Comptroller Curry Takes Vendor Management Message To Third-Party Providers

OCC Vendors Community Banks Privacy/Cyber Risk & Data Security

On April 16, Comptroller of the Currency Thomas Curry spoke to attendees of the Consumer Electronics Show Government Conference, taking his concerns about banks’ vendor relationships and cybersecurity risks to potential third-party technology service providers. Comptroller Curry explained the banking system’s vulnerability to cyberattacks given its significant reliance on technology and telecommunications, and expressed particular concern about potential attacks on community banks. He reiterated several of the specific risk issues he recently discussed with community bankers. Comptroller Curry (i) outlined risks related to the consolidation of bank vendors; (ii) identified as a “special problem” banks’ reliance on foreign vendors, and cautioned banks to consider the legal and regulatory implications of where their data is stored or transmitted; and (iii) expressed concern about vendors’ access to important and confidential bank and customer data.

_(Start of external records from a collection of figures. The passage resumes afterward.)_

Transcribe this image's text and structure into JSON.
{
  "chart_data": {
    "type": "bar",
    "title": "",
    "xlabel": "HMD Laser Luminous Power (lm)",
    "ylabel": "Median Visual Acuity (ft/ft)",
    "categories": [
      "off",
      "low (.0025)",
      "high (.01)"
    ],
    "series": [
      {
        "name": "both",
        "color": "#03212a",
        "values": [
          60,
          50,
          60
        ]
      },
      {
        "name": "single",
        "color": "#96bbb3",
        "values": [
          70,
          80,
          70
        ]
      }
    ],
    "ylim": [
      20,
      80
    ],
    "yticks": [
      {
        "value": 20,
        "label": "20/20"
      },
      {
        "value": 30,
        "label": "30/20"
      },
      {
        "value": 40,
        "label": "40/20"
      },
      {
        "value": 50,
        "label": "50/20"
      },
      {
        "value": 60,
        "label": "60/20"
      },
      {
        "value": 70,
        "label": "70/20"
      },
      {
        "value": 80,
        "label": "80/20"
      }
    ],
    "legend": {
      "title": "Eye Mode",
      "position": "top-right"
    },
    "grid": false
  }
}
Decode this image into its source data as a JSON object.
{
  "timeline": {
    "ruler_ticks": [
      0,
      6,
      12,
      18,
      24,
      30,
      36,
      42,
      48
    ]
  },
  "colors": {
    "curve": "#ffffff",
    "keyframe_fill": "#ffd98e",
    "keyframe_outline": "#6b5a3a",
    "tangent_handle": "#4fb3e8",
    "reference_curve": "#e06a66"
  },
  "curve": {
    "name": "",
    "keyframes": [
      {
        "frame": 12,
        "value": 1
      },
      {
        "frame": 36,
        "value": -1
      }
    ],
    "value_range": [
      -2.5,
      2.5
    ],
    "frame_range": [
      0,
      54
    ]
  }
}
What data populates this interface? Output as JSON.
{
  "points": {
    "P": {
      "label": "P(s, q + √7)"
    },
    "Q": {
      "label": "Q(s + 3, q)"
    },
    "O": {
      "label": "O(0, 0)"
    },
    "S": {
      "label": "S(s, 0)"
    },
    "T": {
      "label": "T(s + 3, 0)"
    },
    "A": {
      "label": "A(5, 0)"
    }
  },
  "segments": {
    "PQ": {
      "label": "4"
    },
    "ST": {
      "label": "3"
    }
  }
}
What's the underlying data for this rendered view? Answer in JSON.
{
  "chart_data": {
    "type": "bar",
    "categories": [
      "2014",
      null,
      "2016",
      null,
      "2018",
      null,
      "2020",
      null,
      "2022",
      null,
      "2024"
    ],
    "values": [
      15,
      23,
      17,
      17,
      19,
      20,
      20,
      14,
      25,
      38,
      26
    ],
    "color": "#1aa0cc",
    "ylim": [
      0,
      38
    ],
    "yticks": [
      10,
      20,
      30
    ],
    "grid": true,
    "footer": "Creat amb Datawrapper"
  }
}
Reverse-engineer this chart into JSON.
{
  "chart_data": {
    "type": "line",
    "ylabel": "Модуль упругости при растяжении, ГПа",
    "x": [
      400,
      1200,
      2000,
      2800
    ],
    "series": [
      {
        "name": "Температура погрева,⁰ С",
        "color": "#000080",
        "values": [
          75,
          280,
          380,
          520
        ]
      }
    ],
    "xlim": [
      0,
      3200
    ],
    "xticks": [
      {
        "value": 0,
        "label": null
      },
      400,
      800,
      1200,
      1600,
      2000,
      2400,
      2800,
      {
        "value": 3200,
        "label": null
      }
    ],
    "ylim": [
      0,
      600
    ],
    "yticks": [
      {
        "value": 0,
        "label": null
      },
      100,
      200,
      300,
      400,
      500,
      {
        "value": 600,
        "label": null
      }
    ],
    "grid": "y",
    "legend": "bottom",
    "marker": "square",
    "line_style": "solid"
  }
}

He assured attendees that the OCC is not trying to discourage the use of third-party vendors, but in explaining the OCC’s particular focus on controls and risk management practices employed by vendors that provide services to banks and thrifts, Comptroller Curry advised vendors of the OCC’s authority under the Bank Service Company Act to issue enforcement actions and its authority to examine vendors designated as Technology Service Providers. He reported that banks have asked the OCC to more actively supervise critical service providers and stated that in working to protect the banking system the OCC will have to “look beyond individual financial institutions to the range of vendors and customers that have access to some part of its infrastructure and systems.”